Il faut être sacrément sûr de sa force pour décider de quitter le monde du football, ses paillettes et un avenir doré tout tracé, et choisir de s’orienter vers le cyclisme où trimer et se raser les jambes sont la norme.

Remco Evenepoel n’a que 19 ans et a débuté le cyclisme il y a un an et demi après des expériences prometteuses dans le football, où il tenait le capitanat de l’équipe U17 de la nation qui a eu la possession en demi-finale contre l’équipe de France. En théorie, il devrait commencer à savoir frotter en peloton et à cueillir des places d’honneur en Pass’Cyclisme, avant d’éventuellement monter en troisième catégorie pour collectionner les jambons de pays et les bouteilles de mauvais vin qu’on remet aux accesits. Mais le gamin est plus pressé qu’une orange lors d’un brunch dominical, et a décidé de gagner, déjà, la première course World Tour de sa vie. Ni plus ni moins. Et nous ne parlons pas d’une étape du Tour de Turquie boudée par la moitié des plus grosses écuries mondiales, mais tout bonnement du semi-Monument basque, la sublime Clasica San Sebastian. Comme disent les trentenaires d’aujourd’hui dans leurs posts Facebook qu’ils sont les seuls à lire : « Voili-voilou ».

En matière de précocité, seuls Rik Van Steenbergen et le mec puceau dans American Pie avaient fait mieux. Pour ce qui est du second, on passera mais quant au premier cité, cela en dit long sur la dimension que le petit surdoué belge a déjà pris, puisque sur l’échelle du plus beau palmarès cycliste de tous les temps, quelque part entre l’intouchable Merckx et la glouton Hinault se trouve le bon vieux Rik.

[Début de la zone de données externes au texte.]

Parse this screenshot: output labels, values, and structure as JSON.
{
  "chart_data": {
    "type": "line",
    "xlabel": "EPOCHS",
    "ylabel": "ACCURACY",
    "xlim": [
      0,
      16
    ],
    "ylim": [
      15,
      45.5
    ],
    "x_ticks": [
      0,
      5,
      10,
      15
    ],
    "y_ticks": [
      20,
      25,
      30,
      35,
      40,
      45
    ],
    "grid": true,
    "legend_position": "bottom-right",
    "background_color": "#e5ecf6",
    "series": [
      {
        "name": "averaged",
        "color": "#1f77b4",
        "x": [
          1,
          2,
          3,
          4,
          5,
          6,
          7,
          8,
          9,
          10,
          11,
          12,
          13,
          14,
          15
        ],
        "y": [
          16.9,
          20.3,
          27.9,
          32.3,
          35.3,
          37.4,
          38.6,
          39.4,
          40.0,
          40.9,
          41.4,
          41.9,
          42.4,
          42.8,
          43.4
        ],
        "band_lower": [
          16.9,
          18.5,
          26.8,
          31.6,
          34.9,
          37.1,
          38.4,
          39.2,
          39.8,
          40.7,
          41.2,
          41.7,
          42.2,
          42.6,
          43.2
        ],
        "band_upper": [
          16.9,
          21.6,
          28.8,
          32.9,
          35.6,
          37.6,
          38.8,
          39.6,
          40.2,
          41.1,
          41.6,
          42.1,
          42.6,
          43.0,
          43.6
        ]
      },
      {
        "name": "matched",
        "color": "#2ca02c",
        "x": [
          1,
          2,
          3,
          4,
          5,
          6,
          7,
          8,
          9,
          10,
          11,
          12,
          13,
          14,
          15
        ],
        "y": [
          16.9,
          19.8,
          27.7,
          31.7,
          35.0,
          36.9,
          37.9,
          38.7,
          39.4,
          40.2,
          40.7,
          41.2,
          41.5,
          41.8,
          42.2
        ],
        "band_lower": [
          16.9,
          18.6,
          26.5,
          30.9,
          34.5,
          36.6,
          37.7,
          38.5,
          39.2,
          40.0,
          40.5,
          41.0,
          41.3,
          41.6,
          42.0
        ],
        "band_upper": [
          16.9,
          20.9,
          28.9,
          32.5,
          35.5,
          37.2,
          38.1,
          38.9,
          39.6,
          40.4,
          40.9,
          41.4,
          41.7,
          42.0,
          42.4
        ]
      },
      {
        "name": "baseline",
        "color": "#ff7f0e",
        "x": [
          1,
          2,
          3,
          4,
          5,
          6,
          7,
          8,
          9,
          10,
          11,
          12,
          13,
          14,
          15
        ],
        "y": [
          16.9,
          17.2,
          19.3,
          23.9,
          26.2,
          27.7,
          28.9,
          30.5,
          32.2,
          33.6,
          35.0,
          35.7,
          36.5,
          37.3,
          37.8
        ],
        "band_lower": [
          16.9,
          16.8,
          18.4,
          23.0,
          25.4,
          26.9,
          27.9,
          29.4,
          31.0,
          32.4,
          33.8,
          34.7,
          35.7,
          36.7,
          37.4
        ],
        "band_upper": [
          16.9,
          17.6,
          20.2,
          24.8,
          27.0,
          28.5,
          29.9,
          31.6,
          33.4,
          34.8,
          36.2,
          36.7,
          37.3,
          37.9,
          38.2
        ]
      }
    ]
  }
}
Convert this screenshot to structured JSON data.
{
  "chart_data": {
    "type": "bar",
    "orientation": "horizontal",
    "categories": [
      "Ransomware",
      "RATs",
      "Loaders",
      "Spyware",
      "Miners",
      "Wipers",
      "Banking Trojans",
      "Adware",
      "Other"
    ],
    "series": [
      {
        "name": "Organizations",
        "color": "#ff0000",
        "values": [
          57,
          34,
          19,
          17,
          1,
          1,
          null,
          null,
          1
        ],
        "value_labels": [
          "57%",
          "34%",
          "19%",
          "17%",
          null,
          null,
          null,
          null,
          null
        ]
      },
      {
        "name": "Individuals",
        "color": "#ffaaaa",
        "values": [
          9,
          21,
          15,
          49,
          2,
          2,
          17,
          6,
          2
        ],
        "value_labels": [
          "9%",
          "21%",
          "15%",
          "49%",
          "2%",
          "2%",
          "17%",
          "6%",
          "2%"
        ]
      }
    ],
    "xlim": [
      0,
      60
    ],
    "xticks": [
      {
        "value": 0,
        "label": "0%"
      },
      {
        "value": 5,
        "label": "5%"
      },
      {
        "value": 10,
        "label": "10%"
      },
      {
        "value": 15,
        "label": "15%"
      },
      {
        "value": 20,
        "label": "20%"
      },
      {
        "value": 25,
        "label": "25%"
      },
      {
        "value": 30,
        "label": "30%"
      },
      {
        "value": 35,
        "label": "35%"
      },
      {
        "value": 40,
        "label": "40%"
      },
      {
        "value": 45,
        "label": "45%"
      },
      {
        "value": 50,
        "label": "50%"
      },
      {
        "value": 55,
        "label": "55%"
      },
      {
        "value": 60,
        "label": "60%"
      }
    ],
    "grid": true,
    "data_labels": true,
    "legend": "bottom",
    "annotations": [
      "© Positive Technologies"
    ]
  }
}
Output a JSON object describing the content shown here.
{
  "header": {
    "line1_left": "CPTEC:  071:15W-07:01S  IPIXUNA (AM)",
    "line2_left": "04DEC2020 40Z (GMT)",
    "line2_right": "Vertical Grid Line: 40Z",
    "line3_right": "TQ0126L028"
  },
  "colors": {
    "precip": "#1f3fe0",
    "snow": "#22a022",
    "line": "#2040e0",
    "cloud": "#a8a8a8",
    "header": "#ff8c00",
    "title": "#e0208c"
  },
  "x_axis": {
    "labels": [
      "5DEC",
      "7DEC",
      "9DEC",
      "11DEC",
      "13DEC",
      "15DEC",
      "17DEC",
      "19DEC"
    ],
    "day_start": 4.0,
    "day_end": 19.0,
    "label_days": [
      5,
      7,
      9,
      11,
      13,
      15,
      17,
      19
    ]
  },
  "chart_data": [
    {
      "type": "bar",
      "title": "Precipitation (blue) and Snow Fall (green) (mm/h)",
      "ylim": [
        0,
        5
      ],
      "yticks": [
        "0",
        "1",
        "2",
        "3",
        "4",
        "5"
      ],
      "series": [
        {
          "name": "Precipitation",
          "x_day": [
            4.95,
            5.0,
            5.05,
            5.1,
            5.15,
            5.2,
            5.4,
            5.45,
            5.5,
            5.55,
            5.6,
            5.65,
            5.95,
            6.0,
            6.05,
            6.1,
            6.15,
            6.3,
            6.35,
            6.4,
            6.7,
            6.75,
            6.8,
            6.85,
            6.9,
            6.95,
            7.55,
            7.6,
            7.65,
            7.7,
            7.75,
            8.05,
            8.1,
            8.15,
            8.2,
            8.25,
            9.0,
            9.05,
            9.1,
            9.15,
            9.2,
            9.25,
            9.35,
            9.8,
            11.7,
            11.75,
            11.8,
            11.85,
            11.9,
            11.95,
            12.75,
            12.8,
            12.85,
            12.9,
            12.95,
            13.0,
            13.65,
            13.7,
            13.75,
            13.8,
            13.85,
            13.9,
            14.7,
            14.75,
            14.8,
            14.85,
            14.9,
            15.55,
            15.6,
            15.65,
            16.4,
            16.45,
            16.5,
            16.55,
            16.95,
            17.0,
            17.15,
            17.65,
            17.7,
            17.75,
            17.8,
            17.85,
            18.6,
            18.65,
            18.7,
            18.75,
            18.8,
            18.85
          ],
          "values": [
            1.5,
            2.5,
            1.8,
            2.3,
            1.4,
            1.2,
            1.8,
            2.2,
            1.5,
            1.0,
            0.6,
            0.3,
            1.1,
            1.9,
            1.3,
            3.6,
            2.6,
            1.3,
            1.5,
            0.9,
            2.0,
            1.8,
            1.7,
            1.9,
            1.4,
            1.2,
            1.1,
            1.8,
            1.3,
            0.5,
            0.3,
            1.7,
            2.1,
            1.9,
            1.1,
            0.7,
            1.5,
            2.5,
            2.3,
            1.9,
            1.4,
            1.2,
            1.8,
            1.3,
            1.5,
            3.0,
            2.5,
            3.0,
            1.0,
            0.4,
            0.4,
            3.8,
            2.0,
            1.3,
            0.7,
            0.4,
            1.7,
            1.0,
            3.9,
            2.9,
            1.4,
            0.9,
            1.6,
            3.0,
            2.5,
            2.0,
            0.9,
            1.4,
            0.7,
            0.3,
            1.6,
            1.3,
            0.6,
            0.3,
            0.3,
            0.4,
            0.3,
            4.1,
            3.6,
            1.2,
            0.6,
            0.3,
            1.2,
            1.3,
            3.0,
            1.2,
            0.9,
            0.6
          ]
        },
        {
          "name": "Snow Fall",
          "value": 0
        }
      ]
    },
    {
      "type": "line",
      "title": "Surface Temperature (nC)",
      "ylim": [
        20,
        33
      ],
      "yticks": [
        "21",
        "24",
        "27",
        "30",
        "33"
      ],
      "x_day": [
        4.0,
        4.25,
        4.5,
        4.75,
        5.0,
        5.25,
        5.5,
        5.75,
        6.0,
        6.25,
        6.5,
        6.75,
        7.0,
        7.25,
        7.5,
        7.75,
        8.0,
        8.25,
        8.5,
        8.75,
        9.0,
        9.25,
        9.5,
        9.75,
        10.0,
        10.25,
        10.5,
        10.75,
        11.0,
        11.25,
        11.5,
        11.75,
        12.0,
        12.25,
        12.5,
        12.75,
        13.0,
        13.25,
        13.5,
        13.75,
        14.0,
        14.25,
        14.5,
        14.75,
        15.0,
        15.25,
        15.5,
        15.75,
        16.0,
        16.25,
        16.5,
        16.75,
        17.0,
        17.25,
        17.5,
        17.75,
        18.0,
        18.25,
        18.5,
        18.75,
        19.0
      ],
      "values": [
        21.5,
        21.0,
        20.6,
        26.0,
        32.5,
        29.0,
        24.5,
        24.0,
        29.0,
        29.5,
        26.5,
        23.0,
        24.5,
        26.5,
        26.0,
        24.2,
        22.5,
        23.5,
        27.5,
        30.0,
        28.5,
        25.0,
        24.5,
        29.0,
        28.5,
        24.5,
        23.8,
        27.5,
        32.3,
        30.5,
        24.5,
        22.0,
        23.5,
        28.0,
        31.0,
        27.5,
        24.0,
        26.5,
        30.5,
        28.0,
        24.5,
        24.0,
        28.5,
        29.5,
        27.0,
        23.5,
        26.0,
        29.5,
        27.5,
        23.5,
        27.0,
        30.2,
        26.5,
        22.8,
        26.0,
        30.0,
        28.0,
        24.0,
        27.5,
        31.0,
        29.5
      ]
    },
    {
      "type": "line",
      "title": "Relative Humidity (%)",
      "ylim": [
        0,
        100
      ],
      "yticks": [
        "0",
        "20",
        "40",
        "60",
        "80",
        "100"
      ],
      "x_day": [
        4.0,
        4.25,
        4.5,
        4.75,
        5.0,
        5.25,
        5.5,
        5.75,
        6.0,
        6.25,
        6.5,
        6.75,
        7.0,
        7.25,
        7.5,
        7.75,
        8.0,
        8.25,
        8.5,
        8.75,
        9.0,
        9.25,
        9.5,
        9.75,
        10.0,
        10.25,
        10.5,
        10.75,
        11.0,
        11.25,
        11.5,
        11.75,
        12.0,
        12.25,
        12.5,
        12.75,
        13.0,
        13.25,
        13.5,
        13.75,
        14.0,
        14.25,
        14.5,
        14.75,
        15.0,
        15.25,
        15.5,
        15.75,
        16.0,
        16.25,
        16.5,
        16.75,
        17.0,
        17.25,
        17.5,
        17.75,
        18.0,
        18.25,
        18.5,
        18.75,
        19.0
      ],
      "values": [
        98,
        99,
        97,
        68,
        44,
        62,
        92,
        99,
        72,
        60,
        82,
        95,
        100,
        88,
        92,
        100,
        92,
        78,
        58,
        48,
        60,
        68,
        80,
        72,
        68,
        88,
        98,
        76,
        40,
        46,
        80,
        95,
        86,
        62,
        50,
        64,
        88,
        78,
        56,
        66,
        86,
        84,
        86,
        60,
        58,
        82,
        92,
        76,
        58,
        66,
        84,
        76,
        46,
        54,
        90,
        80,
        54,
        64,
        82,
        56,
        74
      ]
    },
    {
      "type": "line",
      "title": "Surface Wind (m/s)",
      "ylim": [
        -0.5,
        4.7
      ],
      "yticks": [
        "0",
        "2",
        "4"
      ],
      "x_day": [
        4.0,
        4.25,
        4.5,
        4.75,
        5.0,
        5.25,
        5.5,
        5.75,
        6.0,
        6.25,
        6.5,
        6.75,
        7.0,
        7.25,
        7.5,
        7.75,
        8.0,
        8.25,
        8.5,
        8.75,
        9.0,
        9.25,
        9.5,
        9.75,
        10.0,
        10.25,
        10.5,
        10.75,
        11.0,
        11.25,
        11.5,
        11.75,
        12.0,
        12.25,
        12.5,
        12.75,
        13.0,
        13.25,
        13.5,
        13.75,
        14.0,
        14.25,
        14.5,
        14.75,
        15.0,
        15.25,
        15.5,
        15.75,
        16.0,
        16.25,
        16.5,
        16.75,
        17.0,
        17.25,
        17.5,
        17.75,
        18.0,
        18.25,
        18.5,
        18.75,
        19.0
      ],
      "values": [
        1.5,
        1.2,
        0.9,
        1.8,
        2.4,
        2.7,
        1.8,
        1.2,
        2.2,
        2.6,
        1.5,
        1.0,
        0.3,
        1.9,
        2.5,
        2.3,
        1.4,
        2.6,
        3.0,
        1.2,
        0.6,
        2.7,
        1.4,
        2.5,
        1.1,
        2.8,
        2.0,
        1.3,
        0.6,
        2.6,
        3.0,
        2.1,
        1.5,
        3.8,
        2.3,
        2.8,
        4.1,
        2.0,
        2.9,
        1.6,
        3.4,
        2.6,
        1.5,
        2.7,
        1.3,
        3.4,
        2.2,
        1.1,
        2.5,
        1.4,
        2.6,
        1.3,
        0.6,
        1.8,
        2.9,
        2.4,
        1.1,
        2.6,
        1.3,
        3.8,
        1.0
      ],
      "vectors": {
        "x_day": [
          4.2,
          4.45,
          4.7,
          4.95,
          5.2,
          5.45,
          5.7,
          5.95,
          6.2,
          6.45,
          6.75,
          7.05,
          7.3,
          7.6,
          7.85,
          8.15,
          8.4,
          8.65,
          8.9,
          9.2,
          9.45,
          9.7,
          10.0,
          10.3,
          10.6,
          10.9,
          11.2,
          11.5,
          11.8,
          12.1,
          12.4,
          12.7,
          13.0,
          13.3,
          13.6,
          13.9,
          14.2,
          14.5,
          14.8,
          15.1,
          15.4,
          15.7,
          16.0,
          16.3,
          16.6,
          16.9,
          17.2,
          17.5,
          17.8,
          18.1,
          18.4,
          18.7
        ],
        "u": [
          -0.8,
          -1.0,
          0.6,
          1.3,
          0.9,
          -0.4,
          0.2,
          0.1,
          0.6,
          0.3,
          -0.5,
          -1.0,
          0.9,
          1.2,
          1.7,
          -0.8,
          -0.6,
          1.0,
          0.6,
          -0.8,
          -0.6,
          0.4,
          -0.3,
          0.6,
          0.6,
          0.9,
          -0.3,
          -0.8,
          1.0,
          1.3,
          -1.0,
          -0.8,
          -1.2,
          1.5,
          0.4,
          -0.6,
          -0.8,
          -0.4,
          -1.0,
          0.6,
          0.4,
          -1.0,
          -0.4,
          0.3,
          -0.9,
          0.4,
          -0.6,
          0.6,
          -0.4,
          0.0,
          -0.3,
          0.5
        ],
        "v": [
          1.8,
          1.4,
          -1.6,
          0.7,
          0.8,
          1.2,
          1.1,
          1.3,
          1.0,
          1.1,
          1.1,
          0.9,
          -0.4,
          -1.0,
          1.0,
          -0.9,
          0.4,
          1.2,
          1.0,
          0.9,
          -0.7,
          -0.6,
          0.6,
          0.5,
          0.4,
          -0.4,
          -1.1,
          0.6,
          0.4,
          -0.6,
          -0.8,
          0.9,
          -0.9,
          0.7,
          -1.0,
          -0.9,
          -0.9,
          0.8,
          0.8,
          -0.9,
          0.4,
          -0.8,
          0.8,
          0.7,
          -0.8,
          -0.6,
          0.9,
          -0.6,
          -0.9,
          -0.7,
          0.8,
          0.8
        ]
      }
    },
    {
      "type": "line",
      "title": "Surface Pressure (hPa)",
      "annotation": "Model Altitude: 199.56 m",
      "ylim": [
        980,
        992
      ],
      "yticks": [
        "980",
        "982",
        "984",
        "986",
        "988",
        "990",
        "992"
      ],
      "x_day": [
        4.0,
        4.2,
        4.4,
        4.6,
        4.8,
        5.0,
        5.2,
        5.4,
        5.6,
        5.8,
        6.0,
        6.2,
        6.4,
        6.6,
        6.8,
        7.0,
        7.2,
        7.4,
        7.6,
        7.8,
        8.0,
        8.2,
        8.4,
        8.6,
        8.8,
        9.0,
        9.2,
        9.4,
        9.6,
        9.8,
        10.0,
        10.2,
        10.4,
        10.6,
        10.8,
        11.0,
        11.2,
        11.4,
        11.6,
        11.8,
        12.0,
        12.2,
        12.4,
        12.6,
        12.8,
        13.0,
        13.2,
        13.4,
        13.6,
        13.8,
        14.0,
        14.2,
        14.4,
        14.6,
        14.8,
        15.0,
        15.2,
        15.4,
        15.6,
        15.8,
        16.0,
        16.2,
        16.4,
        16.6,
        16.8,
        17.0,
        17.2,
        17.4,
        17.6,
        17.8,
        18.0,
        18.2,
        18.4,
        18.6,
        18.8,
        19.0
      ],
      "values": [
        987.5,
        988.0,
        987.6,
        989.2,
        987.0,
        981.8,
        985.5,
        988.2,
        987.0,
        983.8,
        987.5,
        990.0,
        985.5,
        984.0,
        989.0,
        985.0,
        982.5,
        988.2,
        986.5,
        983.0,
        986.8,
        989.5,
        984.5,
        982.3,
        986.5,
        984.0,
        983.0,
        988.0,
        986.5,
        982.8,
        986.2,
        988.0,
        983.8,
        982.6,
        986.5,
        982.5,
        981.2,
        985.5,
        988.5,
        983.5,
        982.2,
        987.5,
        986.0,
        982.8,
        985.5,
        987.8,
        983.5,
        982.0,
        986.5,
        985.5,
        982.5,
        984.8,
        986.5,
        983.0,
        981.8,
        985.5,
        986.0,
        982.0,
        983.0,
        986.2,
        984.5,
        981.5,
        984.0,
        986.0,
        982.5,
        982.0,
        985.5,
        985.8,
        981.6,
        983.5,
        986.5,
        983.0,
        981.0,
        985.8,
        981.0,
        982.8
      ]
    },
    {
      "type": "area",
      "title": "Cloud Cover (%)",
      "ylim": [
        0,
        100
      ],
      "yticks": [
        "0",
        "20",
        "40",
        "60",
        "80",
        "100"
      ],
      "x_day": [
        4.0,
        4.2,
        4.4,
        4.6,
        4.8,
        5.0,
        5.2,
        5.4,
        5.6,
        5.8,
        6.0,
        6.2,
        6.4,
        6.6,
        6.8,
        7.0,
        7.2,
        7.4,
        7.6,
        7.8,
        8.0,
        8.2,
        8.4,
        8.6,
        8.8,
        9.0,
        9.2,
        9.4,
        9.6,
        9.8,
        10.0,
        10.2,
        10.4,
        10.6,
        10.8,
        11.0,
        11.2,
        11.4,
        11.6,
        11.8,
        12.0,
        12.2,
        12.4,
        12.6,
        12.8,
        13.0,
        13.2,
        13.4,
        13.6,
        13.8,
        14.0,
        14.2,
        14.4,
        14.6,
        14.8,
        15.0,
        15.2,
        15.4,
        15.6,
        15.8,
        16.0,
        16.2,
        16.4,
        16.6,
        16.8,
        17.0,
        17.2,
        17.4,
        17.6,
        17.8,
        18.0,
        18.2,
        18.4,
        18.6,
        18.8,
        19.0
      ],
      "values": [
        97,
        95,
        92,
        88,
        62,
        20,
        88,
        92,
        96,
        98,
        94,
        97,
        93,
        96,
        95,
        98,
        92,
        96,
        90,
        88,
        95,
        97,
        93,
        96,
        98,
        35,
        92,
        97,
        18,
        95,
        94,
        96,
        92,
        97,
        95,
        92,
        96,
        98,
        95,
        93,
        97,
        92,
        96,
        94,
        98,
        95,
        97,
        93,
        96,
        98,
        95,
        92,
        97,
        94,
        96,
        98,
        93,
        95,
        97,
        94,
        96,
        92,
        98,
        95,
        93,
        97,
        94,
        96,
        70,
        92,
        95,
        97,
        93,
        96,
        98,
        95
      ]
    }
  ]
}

Par un raisonnement logique un peu bancal, on pourrait se dire que si on fait du Van Steenbergen à 19 ans, on fera du Merckx plus tard. Car si à l’âge où d’autres retapent leur première année de fac et glandent sur FIFA avec une Kro tiède sur le ventre, tu t’offres avec panache les meilleurs coureurs du monde sur une course parmi les plus dures de la saison, l’avenir te semble naturellement plus radieux que le teint de Julian dans son habit jaune. Si le plus compliqué restera de confirmer, comme n’ont jamais vraiment réussi à le faire dans leur domaine le chanteur Stromae, celui qu’on érigeait déjà en « nouveau Brel », ou Marvin Martin « le nouveau Zidane », Evenepoel aurait tort de « se préserver » comme on aime tant l’imposer aux jeunes pépites du sport mondial. Ne pas le préserver serait le meilleur moyen de le préserver, alors qu’il s’amuse !

On fera les comptes dans quinze ans : avant d’essayer d’être le nouveau Merckx, il ferait mieux d’être le premier Evenepoel.